This lack of sophistication in the English text caused Andersen to be labeled as a writer for children only, contrary to his broader reputation in the rest of Europe. His quiet, confused demeanor as he traveled through England (due to his inability to communicate) made the clever and witty Andersen appear as naive and child-like as his tales -- and a myth was born, later portrayed on film by the actor Danny Kaye. Andersen himself railed against the notion of being viewed as a man who'd spent his life with children when he objected to the designs for a statue surrounding him with a circle of tykes. "I said loud and clear that I was dissatisfied...that my tales were just as much for older people as for children, who only understood the outer trappings and did not comprehend and take in the whole work until they were mature -- that naiveté was only part of my tales, that humor was what really gave them their flavor."

Though Andersen's humor is indeed a salient characteristic of the tales (when they are well translated), what many readers remember most about Andersen's work is its overwhelming sadness. The Little Match Girl dies, the Little Mermaid is betrayed by her prince (4), the Fir Tree lies discarded after Christmas, sighing over past glories. Even tales that end happily -- The Snow Queen, The Ugly Duckling, Thumbelina, The Wild Swans -- are heart-wrenching in their depiction of anguish endured along the way.

The Snow Queen by Vladislav Erko

As a child, I found reading Andersen's tales a particularly wrenching experience -- and yet I read them over and over, both attracted to and disturbed by their unflinching depiction of pain. In a wonderful essay titled "In a Trance of Self," Deborah Eisenberg discusses the experience of reading Andersen's The Snow Queen:

"The febrile clarity and propulsion [of the story] is accomplished at the expense of the reader's nerves. Especially taxing are the claims on the reader by both Kay and Gerda. Who has not, like Gerda, been exiled from the familiar comforts of one's world by the departure or defection of a beloved? And what child has not been confounded by the daily employment of impossible obstacles and challenges? Who has not been forced to accede to a longing that nothing but its object can allay?
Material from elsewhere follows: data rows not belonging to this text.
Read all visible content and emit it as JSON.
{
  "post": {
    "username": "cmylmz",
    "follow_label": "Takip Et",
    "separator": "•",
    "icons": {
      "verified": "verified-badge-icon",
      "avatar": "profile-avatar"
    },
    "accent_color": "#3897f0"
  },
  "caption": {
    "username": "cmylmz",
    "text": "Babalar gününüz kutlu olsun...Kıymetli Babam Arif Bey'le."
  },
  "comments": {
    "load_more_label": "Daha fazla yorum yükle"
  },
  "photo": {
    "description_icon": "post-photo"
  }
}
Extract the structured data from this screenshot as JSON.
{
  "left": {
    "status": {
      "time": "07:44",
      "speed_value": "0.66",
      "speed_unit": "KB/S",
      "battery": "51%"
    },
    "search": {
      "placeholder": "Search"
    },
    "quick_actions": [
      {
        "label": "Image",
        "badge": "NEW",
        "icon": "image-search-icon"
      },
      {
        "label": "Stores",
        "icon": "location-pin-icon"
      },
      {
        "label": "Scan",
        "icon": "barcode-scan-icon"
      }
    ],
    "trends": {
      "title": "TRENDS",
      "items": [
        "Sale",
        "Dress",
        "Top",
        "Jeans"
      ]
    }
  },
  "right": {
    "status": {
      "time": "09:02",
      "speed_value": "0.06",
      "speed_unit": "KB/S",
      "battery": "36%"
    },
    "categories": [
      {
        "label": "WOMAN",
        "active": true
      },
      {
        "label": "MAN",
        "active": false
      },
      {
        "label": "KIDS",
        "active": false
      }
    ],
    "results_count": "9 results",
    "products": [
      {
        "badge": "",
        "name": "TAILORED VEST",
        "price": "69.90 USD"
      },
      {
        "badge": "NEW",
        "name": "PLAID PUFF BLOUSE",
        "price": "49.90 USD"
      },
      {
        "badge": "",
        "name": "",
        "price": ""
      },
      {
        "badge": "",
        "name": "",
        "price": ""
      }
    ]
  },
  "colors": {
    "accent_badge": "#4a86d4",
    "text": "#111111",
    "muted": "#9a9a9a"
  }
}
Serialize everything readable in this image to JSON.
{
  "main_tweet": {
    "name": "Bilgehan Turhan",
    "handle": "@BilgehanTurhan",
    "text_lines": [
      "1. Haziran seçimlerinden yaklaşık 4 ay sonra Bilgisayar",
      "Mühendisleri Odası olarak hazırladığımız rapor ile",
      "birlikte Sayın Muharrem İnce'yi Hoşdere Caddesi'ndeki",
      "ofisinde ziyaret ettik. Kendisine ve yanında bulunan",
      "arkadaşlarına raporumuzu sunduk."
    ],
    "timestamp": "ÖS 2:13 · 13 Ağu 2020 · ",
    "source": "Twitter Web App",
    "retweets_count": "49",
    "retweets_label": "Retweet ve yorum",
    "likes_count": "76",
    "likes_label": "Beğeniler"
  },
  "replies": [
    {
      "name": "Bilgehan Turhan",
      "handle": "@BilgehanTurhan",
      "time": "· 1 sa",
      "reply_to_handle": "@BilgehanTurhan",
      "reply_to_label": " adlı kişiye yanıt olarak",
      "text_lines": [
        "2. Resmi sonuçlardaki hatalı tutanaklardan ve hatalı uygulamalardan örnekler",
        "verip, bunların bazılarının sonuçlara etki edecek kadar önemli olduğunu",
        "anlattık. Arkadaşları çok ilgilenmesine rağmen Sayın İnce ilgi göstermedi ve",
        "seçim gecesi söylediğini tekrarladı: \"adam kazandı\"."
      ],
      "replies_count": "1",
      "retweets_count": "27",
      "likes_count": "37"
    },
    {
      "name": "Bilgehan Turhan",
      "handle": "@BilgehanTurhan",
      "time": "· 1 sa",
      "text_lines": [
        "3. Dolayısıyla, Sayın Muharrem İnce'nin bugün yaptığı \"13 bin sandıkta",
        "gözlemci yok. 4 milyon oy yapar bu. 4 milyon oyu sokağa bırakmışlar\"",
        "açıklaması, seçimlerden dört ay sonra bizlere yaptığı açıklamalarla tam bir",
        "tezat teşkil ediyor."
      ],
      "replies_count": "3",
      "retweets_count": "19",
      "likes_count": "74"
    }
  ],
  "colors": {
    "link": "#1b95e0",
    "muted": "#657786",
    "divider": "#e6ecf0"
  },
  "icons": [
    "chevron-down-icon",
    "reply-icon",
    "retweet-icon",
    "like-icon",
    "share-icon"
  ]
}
"On the other hand, who has not experienced some measure or some element of Kay's despair? Who has not, at one time or another, been paralyzed and estranged as his appetite and affection for life leaches away? ... Who has not, at least briefly, retreated into a shining hermetic fortress from which the rest of the world appears frozen and colorless? Who has not courted an annihilating involvement? Who has not mistaken intensity for significance? What devotee of art has not been denied art's blessing? And who, withholding sympathy from his unworthy self, has not been ennobled by the sympathy of a loving friend?"

The Snow Queen by Vladislav Erko

Passion repressed is another theme found just below the surface of Andersen's fairy tales. We see this theme most clearly in The Steadfast Tin Soldier, written in 1838. Joan G. Haahr writes in The Oxford Companion to Fairy Tales:

The Steadfast Tin Soldier by Adrienne Segur"The story is unusual among Andersen's early tales, both in its emphasis on sensual desire and in its ambiguities. Blind fate, not intention, determines all events. Moreover, the narrative questions the very decorum it praises. The tin soldier's passive acceptance of whatever happens to him, while exemplifying pietistic ideals of self-denial, also contributes to his doom. Were he to speak and act, the soldier might gain both life and love. Restrained, however, by inhibition and convention, he finds only tragedy and death. The tale is often read autobiographically, with the soldier viewed as symbolizing Andersen's feelings of inadequacy with women, his passive acceptance of bourgeois class attitudes, or his sense of alienation as an artist and an outsider, from full participation in everyday life."

Andersen himself was a physically awkward and homely man ("I shall have no success with my appearance," he once wrote, appraising himself with blunt honesty, "so I make use of whatever is available"), and he was prone to harboring passions for people he could never have. Publicly, Andersen courted two women during his lifetime: the sister of a student friend, who soon became engaged to another, and the Swedish singer Jenny Lind, who could offer him only friendship. (He wrote his lovely tale The Nightingale for her.)

The Nightingale by Edmund Dulac

Privately, he was more deeply obsessed with men: first with Edvard Collins, then with a young theology student, and finally in, his later years, with a handsome young ballet dancer -- the later of whom returned his interest, at least to some degree. This was an aspect of his life that was long ignored by Andersen scholars until Wullschlager explored its impact on the writer's work in Hans Christian Andersen: The Life of a Storytelling, noting how the pain of his hidden, socially-unacceptable homosexuality added to the many psychological burdens the poor man carried.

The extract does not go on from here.